Tantas y tan enconadas son las críticas de Gide a la iglesia reformada y al catolicismo, que por momentos uno sólo puede pensar que se trataría de un ateo, o a lo menos de un agnóstico. El propio Gide, en su época de devoción casi mística por el comunismo, nos hizo creer que había cambiado al Dios cristiano por el Dios Proletariado o el Dios Partido. A su vuelta de Rusia, con el desengaño compartido con tantos otros suscriptores de la Revolución soviética, Gide parecería haber perdido ya el último argumento para afirmar que no creía en nada o que no le importaba el Dios cristiano, un dios que traía, a su pesar, metido hasta el tuétano.

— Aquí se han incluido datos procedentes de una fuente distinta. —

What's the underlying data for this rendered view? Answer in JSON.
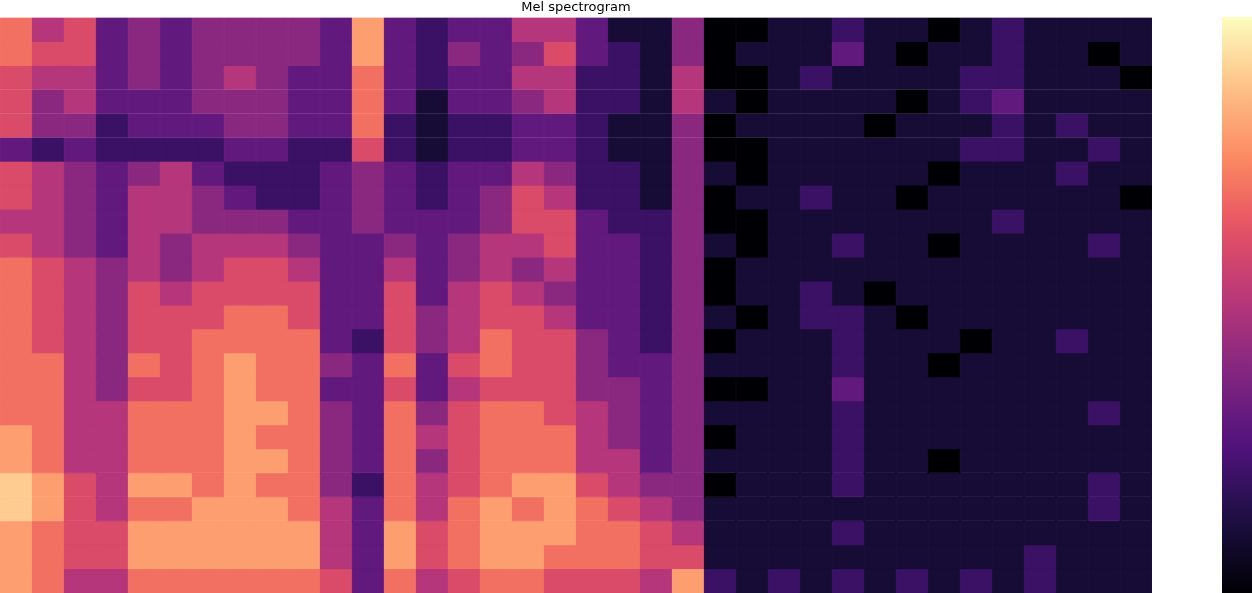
{
  "chart_data": {
    "type": "heatmap",
    "title": "Mel spectrogram",
    "color": "magma",
    "tick_labels": false,
    "grid": false,
    "zlim": [
      0,
      10
    ],
    "z": [
      [
        7,
        5,
        6,
        3,
        4,
        3,
        4,
        4,
        4,
        4,
        3,
        8,
        3,
        2,
        3,
        3,
        5,
        5,
        3,
        1,
        1,
        4,
        0,
        0,
        1,
        1,
        2,
        1,
        1,
        0,
        1,
        2,
        1,
        1,
        1,
        1
      ],
      [
        7,
        6,
        6,
        3,
        4,
        3,
        4,
        4,
        4,
        4,
        3,
        8,
        3,
        2,
        4,
        3,
        4,
        6,
        3,
        2,
        1,
        4,
        0,
        1,
        1,
        1,
        3,
        1,
        0,
        1,
        1,
        2,
        1,
        1,
        0,
        1
      ],
      [
        6,
        5,
        5,
        3,
        4,
        3,
        4,
        5,
        4,
        3,
        3,
        7,
        3,
        2,
        3,
        3,
        5,
        5,
        2,
        2,
        1,
        5,
        0,
        0,
        1,
        2,
        1,
        1,
        1,
        1,
        2,
        2,
        1,
        1,
        1,
        0
      ],
      [
        6,
        4,
        5,
        3,
        3,
        3,
        4,
        4,
        4,
        3,
        3,
        7,
        3,
        1,
        3,
        3,
        4,
        5,
        2,
        2,
        1,
        5,
        1,
        0,
        1,
        1,
        1,
        1,
        0,
        1,
        2,
        3,
        1,
        1,
        1,
        1
      ],
      [
        6,
        4,
        4,
        2,
        3,
        3,
        3,
        4,
        4,
        3,
        3,
        7,
        2,
        1,
        2,
        2,
        3,
        3,
        2,
        1,
        1,
        4,
        0,
        1,
        1,
        1,
        1,
        0,
        1,
        1,
        1,
        2,
        1,
        2,
        1,
        1
      ],
      [
        3,
        2,
        3,
        2,
        2,
        2,
        2,
        3,
        3,
        2,
        2,
        6,
        2,
        1,
        2,
        2,
        3,
        3,
        2,
        1,
        1,
        4,
        0,
        0,
        1,
        1,
        1,
        1,
        1,
        1,
        2,
        2,
        1,
        1,
        2,
        1
      ],
      [
        6,
        5,
        4,
        3,
        4,
        5,
        3,
        2,
        2,
        2,
        3,
        4,
        3,
        2,
        3,
        3,
        5,
        4,
        2,
        2,
        1,
        4,
        1,
        0,
        1,
        1,
        1,
        1,
        1,
        0,
        1,
        1,
        1,
        2,
        1,
        1
      ],
      [
        6,
        5,
        4,
        3,
        5,
        5,
        4,
        3,
        2,
        2,
        3,
        4,
        3,
        2,
        3,
        4,
        6,
        5,
        2,
        2,
        1,
        4,
        0,
        1,
        1,
        2,
        1,
        1,
        0,
        1,
        1,
        1,
        1,
        1,
        1,
        0
      ],
      [
        5,
        5,
        4,
        3,
        5,
        5,
        4,
        4,
        4,
        3,
        3,
        4,
        3,
        3,
        3,
        4,
        6,
        6,
        3,
        2,
        2,
        4,
        0,
        0,
        1,
        1,
        1,
        1,
        1,
        1,
        1,
        2,
        1,
        1,
        1,
        1
      ],
      [
        6,
        5,
        4,
        3,
        5,
        4,
        5,
        5,
        5,
        4,
        3,
        3,
        4,
        3,
        4,
        5,
        5,
        6,
        3,
        3,
        2,
        4,
        1,
        0,
        1,
        1,
        2,
        1,
        1,
        0,
        1,
        1,
        1,
        1,
        2,
        1
      ],
      [
        7,
        6,
        5,
        4,
        5,
        4,
        5,
        6,
        6,
        5,
        3,
        3,
        5,
        3,
        4,
        5,
        4,
        5,
        3,
        3,
        2,
        4,
        0,
        1,
        1,
        1,
        1,
        1,
        1,
        1,
        1,
        1,
        1,
        1,
        1,
        1
      ],
      [
        7,
        6,
        5,
        4,
        6,
        5,
        6,
        6,
        6,
        6,
        3,
        3,
        6,
        3,
        5,
        6,
        5,
        4,
        3,
        3,
        2,
        4,
        0,
        1,
        1,
        2,
        1,
        0,
        1,
        1,
        1,
        1,
        1,
        1,
        1,
        1
      ],
      [
        7,
        6,
        5,
        4,
        6,
        6,
        6,
        7,
        7,
        6,
        3,
        3,
        6,
        4,
        5,
        6,
        6,
        5,
        3,
        3,
        2,
        4,
        1,
        0,
        1,
        2,
        2,
        1,
        0,
        1,
        1,
        1,
        1,
        1,
        1,
        1
      ],
      [
        7,
        6,
        5,
        4,
        6,
        6,
        7,
        7,
        7,
        7,
        3,
        2,
        6,
        4,
        5,
        7,
        6,
        6,
        4,
        3,
        2,
        4,
        0,
        1,
        1,
        1,
        2,
        1,
        1,
        1,
        0,
        1,
        1,
        2,
        1,
        1
      ],
      [
        7,
        7,
        5,
        4,
        7,
        6,
        7,
        8,
        7,
        7,
        4,
        3,
        7,
        3,
        6,
        7,
        6,
        6,
        4,
        3,
        3,
        4,
        1,
        1,
        1,
        1,
        2,
        1,
        1,
        0,
        1,
        1,
        1,
        1,
        1,
        1
      ],
      [
        7,
        7,
        5,
        4,
        6,
        6,
        7,
        8,
        7,
        7,
        3,
        3,
        6,
        3,
        5,
        6,
        6,
        6,
        4,
        4,
        3,
        4,
        0,
        0,
        1,
        1,
        3,
        1,
        1,
        1,
        1,
        1,
        1,
        1,
        1,
        1
      ],
      [
        7,
        7,
        5,
        5,
        7,
        7,
        7,
        8,
        8,
        7,
        4,
        3,
        7,
        4,
        6,
        7,
        7,
        6,
        5,
        4,
        3,
        4,
        1,
        1,
        1,
        1,
        2,
        1,
        1,
        1,
        1,
        1,
        1,
        1,
        2,
        1
      ],
      [
        8,
        7,
        5,
        5,
        7,
        7,
        7,
        8,
        7,
        7,
        4,
        3,
        7,
        5,
        6,
        7,
        7,
        7,
        5,
        4,
        3,
        4,
        0,
        1,
        1,
        1,
        2,
        1,
        1,
        1,
        1,
        1,
        1,
        1,
        1,
        1
      ],
      [
        8,
        7,
        5,
        5,
        7,
        7,
        7,
        8,
        8,
        7,
        4,
        3,
        7,
        4,
        6,
        7,
        7,
        7,
        5,
        5,
        3,
        4,
        1,
        1,
        1,
        1,
        2,
        1,
        1,
        0,
        1,
        1,
        1,
        1,
        1,
        1
      ],
      [
        9,
        8,
        6,
        5,
        8,
        8,
        7,
        8,
        7,
        7,
        4,
        2,
        7,
        5,
        6,
        7,
        8,
        8,
        6,
        5,
        4,
        4,
        0,
        1,
        1,
        1,
        2,
        1,
        1,
        1,
        1,
        1,
        1,
        1,
        2,
        1
      ],
      [
        9,
        8,
        6,
        5,
        7,
        7,
        8,
        8,
        8,
        7,
        5,
        3,
        7,
        5,
        7,
        8,
        7,
        8,
        7,
        6,
        5,
        4,
        1,
        1,
        1,
        1,
        1,
        1,
        1,
        1,
        1,
        1,
        1,
        1,
        2,
        1
      ],
      [
        8,
        7,
        6,
        6,
        8,
        8,
        8,
        8,
        8,
        8,
        5,
        3,
        8,
        6,
        7,
        8,
        8,
        8,
        7,
        7,
        6,
        5,
        1,
        1,
        1,
        1,
        2,
        1,
        1,
        1,
        1,
        1,
        1,
        1,
        1,
        1
      ],
      [
        8,
        7,
        6,
        6,
        8,
        8,
        8,
        8,
        8,
        8,
        5,
        3,
        8,
        6,
        7,
        8,
        8,
        7,
        7,
        7,
        6,
        6,
        1,
        1,
        1,
        1,
        1,
        1,
        1,
        1,
        1,
        1,
        2,
        1,
        1,
        1
      ],
      [
        8,
        7,
        5,
        5,
        7,
        7,
        7,
        7,
        7,
        7,
        6,
        3,
        7,
        5,
        6,
        7,
        7,
        6,
        6,
        6,
        5,
        8,
        2,
        1,
        2,
        1,
        2,
        1,
        2,
        1,
        2,
        1,
        2,
        1,
        1,
        1
      ]
    ]
  }
}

En gran medida, la fe de Gide es el encontrado y sobrepensado cristianismo a la francesa. Esto incluye acaso la única teoría sobre su devoción que, me parece, explica su sistema moral: el catarismo. Quizá a algunos sorprenda esta aseveración alusiva a un sistema religioso herético y medieval. Lo cierto, sin embargo, es que el catarismo o el gnosticismo maniqueo se mantienen vigentes en la cristiandad moderna, y que Gide muestra todos los síntomas de un cátaro vigesémico. Su padre procedía de la región de Aquitania, y es muy probable que su idea del mensaje cristiano y del mundo estuviese seriamente signado por los destellos gnósticos de un mundo en constante rebatinga entre una deidad bondadosa y otra perversa de similar o idéntico poder. Es sabido que el catarismo resuelve su dialéctica entre espíritu y materia rechazando a la segunda, aunque sin desconocerla. El cuerpo, la sensualidad, cuanto hay de físico en la experiencia estética y cuánto hay de estético en la experiencia física, pertenecen al dominio de un demiurgo al que hay que combatir, aun a sabiendas de que se le necesita para explicar el cosmos y actuar en consecuencia. Una y otra vez, en su vida y en su obra, Gide encarna tal combate: se deja llevar a la oscuridad, donde ama y combate al monstruo, para emerger luego tan cargado de culpa como de maravilla. En un sentido estricto, este sistema devocional parece contradictorio pero es, al cabo, consistente y armónico. ¿No sería esa también una descripción pertinente de la obra de André Gide?